Could not run 'aten::quantize_per_tensor'

Hello! I am trying to quantize a pretrained resnet50 model, but I am running into the error.

NotImplementedError: Could not run 'aten::quantize_per_tensor' with arguments from the 'QuantizedCPU' backend. This could be because the operator doesn't exist for this backend, or was omitted during the selective/custom build process (if using custom build). If you are a Facebook employee using PyTorch on mobile, please visit https://fburl.com/ptmfixes for possible resolutions. 'aten::quantize_per_tensor' is only available for these backends: [CPU, CUDA, BackendSelect, Python, FuncTorchDynamicLayerBackMode, Functionalize, Named, Conjugate, Negative, ZeroTensor, ADInplaceOrView, AutogradOther, AutogradCPU, AutogradCUDA, AutogradHIP, AutogradXLA, AutogradMPS, AutogradIPU, AutogradXPU, AutogradHPU, AutogradVE, AutogradLazy, AutogradMeta, AutogradMTIA, AutogradPrivateUse1, AutogradPrivateUse2, AutogradPrivateUse3, AutogradNestedTensor, Tracer, AutocastCPU, AutocastCUDA, FuncTorchBatched, FuncTorchVmapMode, Batched, VmapMode, FuncTorchGradWrapper, PythonTLSSnapshot, FuncTorchDynamicLayerFrontMode, PythonDispatcher].

I can’t figure out why this is going wrong. If someone could help me out that would be amazing. Here is my code below.

import torch
import numpy as np
import time


class QuantizedModel(torch.nn.Module):
    def __init__(self, model):
        super().__init__()
        self.model_fp32 = model
        self.quant = torch.quantization.QuantStub()
        self.dequant = torch.quantization.DeQuantStub()
        
    def forward(self, x):
        x = self.quant(x)
        x = self.model_fp32(x)
        x = self.dequant(x)
        return x

model = torch.hub.load('pytorch/vision', 'resnet50', pretrained=True).to('cuda')
quant_model = QuantizedModel(model)
quant_model.eval()

quant_model.qconfig = torch.ao.quantization.default_qconfig
print(quant_model.qconfig)
quant_model = torch.ao.quantization.prepare(quant_model, inplace=False)
quant_model = torch.ao.quantization.convert(quant_model, inplace=False)

input_tensor = preprocess(img).unsqueeze(0)
input_tensor = torch.quantize_per_tensor(input_tensor, scale=1.0, zero_point=0, dtype=torch.quint8)

output_batch_tensor = quant_model(input_tensor)

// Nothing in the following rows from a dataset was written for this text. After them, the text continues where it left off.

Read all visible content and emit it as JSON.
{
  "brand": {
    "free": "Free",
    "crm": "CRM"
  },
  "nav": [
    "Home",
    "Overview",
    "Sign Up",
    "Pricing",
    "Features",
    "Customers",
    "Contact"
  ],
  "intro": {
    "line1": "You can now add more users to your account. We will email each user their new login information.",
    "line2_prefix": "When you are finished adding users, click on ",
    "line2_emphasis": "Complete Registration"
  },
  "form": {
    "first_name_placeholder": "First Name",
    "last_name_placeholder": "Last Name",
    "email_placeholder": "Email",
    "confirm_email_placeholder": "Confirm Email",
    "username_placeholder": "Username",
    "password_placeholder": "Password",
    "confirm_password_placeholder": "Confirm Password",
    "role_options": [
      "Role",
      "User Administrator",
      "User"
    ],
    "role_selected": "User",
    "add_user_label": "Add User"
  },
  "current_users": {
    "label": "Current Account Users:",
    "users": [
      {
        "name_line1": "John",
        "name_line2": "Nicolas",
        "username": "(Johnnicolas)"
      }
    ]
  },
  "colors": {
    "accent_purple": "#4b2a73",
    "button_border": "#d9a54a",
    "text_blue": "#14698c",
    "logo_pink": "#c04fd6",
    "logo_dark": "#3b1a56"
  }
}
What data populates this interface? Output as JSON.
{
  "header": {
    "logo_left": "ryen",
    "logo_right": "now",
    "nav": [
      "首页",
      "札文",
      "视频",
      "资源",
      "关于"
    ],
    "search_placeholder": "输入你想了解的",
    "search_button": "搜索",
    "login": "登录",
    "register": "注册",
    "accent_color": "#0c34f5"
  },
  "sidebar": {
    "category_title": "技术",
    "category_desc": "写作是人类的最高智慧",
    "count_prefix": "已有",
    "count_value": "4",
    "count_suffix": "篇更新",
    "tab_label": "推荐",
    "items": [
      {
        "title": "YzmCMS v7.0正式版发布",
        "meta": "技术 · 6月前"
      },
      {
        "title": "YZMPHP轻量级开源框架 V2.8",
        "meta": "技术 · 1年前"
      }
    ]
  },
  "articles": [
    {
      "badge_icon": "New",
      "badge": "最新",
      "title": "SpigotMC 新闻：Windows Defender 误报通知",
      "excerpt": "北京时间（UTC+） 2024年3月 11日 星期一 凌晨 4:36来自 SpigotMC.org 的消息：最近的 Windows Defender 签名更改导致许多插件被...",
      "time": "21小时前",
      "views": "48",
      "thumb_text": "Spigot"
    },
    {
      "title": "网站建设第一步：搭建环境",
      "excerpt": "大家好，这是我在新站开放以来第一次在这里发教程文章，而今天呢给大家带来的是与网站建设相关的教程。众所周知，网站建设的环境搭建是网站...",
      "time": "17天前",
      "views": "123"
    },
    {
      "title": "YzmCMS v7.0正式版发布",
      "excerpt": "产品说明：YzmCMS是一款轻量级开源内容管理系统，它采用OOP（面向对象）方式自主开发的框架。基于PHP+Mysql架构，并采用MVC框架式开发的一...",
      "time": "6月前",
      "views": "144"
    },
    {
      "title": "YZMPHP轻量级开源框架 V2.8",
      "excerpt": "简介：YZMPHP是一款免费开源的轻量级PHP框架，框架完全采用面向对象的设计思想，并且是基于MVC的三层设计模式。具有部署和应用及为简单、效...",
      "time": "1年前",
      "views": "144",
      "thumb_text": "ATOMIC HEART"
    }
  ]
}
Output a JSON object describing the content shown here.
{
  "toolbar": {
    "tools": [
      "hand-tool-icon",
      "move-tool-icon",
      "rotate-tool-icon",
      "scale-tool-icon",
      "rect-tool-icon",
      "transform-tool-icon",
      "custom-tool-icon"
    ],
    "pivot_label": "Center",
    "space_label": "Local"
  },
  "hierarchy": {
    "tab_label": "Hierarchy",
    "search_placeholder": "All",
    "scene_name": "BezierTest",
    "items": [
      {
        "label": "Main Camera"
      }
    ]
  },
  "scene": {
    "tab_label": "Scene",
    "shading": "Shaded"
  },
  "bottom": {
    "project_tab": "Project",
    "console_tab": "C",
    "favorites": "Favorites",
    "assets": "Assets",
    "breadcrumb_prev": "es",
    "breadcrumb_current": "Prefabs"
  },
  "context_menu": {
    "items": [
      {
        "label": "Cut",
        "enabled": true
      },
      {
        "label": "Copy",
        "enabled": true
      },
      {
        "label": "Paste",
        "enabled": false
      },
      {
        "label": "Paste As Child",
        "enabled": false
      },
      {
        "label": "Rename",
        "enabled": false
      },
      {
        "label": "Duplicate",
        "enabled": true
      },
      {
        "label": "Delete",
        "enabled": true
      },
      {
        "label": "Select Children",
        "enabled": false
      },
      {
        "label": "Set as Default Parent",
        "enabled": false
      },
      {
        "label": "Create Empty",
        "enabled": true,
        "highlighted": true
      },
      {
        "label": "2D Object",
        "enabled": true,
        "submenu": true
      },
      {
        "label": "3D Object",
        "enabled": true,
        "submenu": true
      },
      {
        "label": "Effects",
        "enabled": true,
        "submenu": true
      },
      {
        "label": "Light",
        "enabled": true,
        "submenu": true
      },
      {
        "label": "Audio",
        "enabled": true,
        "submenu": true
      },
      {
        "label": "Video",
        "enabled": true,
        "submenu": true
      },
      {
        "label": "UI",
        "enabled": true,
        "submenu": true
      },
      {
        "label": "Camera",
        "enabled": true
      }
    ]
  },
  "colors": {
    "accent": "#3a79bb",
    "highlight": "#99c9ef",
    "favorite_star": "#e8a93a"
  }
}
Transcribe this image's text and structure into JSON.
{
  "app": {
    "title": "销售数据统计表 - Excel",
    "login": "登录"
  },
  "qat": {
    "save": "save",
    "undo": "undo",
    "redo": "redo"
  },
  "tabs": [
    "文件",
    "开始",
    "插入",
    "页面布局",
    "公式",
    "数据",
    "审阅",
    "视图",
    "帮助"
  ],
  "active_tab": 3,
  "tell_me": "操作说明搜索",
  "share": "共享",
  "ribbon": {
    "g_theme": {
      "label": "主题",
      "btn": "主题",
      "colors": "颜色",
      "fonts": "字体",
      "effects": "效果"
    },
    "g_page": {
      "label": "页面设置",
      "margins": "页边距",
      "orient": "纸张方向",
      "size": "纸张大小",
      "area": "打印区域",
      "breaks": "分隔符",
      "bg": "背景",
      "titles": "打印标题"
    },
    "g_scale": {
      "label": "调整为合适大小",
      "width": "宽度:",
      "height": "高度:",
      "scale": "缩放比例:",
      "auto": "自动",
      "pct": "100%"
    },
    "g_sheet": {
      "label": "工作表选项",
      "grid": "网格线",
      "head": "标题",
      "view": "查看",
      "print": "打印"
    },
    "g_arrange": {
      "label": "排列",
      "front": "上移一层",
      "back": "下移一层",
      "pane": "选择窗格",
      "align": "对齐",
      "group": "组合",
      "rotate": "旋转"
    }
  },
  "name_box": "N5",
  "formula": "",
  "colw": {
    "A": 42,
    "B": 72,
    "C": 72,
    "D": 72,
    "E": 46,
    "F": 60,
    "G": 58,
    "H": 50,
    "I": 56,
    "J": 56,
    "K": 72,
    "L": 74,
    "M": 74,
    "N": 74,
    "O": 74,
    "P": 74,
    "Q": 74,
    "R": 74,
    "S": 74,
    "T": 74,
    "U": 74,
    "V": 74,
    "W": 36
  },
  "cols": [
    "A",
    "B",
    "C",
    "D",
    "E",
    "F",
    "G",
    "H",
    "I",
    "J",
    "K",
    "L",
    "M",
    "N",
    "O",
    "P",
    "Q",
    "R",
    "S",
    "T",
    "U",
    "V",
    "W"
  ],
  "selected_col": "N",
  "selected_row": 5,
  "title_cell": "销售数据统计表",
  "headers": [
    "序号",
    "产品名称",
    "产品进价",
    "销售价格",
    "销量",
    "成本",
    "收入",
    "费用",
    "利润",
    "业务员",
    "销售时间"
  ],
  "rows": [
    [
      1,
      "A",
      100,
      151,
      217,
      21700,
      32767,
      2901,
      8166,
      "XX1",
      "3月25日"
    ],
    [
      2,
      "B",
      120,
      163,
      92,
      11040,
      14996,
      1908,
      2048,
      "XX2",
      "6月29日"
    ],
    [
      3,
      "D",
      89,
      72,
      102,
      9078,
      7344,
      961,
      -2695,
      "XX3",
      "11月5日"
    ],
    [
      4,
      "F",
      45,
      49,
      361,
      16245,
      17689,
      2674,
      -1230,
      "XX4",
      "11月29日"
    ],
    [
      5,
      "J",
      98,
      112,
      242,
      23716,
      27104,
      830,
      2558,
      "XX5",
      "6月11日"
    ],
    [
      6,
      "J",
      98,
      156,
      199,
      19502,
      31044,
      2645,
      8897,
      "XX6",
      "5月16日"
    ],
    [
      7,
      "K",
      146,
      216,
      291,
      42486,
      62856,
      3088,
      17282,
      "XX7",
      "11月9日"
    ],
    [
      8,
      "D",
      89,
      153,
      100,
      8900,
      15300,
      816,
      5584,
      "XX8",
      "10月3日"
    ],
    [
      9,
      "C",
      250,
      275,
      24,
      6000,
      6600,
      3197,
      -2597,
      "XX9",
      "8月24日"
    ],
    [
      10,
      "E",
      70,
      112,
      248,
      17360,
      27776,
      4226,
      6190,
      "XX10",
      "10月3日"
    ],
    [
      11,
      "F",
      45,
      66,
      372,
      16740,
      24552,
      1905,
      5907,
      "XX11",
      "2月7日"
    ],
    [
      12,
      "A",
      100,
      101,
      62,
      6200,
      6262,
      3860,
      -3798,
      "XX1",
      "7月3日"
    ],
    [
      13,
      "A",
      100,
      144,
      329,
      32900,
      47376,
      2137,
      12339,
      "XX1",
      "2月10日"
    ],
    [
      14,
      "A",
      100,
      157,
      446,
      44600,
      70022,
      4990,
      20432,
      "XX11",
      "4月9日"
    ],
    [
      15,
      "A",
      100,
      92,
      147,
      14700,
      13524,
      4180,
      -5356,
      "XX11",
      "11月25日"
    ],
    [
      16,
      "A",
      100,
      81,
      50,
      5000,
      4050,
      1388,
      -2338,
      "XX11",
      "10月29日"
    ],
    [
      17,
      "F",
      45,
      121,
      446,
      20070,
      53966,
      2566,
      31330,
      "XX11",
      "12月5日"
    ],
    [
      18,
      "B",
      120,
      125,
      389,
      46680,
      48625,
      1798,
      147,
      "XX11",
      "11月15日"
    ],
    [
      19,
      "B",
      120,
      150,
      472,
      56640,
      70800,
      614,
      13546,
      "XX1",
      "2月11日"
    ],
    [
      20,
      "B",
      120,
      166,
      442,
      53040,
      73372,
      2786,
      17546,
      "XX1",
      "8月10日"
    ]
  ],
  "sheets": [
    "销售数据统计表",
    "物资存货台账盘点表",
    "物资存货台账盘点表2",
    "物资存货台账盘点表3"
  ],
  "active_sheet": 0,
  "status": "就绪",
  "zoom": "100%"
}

I saw a thread very similar to this one, but I was not able to find the answer to my problem from looking at that thread.

Hi @aminooka,

Can you share the full stack trace + print your quantize model. Like this thread: Could not run 'aten::quantize_per_tensor' with arguments from the 'QuantizedCPU' backend - #3 by sarramrg

I think you don’t need to call torch.quantize_per_tensor for eager mode static quant. It may work if you remove that line.

you’re passing in quantized tensor, the QuantStub’s job is to take an fp32 tensor and convert it. Its not expecting to receive a quantized tensor. Beyond that, there are other parts of Quantization — PyTorch 2.0 documentation (the PTSQ API Example) that don’t look like you’re doing correctly.